Nov 21

Vertigo Theatre’s ‘The 39 Steps’ is full of laughs

by Jenna Shummoogum · 0 comments

Review written by Jenna Shummoogum

John Buchan wrote the novel The 39 Steps in 1915 and in 1935 Alfred Hitchcock directed the film version. It was then adapted and written as a four-actor play by Simon Corbie and Nobby Dimon, and then again later by Patrick Barlow in 2005. The 39 Steps is pretty familiar to Calgary. Vertigo’s former artistic director Mark Bellamy directed a production of the show back in 2010 and Stage West put on a production in 2012 but Vertigo’s current artistic director Craig Hall has never managed to see a production. So Vertigo Theatre brought in director Ron Jenkins to mount a madcap production of The 39 Steps.

The play tells of Richard Hannay (Tyrell Crews) who leads a seemingly uneventful life. He goes to the theatre to watch a show starring Mr. Memory, where he meets Annabella Smith (Anna Cummer). She confesses  to Richard that she is a spy and she is being pursued and that he must leave London and go to Scotland and look for a big house. Shortly after the confession, Annabella is murdered and Richard goes on the run.

The play is a comedic satire with Cummer playing all the women that inevitably are seduced by Hannay while Andy Curtis and Ron Pederson play everyone else, from inspectors to bridges, to children. It’s physical comedy and it’s mad fun!

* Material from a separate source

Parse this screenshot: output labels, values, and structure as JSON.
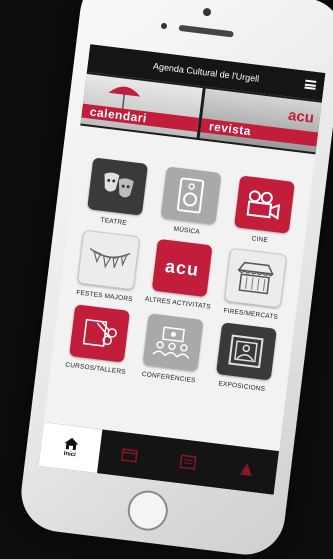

Crews and Cummer have perfected their interactions together, especially with Cummer as Pamela handcuffed to Crews. They are over the top and have chemistry on stage. Curtis and Pederson work well together as a duo in whatever role they are playing, providing contrast and laughs and delivering lines that seem like mistakes but are perfectly rehearsed.

Narda McCarroll’s set design is transportable with doors on wheels coming in and out, chairs put down as a car, and a podium showing up when it needs to. It’s a set that adapts on the fly, like when the narrative switched to puppetry and goes from the setting of a train to the setting of a lake in a flash. Peter Moller’s sound design creates the gale-like wind, the sounds of a party and the audience in the theatre. It all comes together to contribute to the fast telling of the show.

The 39 Steps is a pleasure, but a pleasure that seems to run a bit too long. The first half is all fun but the second wares just a bit. The jokes run a bit long and the plot gets lost along the way, even though nobody really follows it well into the first half. It’s all about the four talented actors on stage, but they lose a bit of steam.

Vertigo Theatre’s production of The 39 Steps runs until December 16th. More information is available online.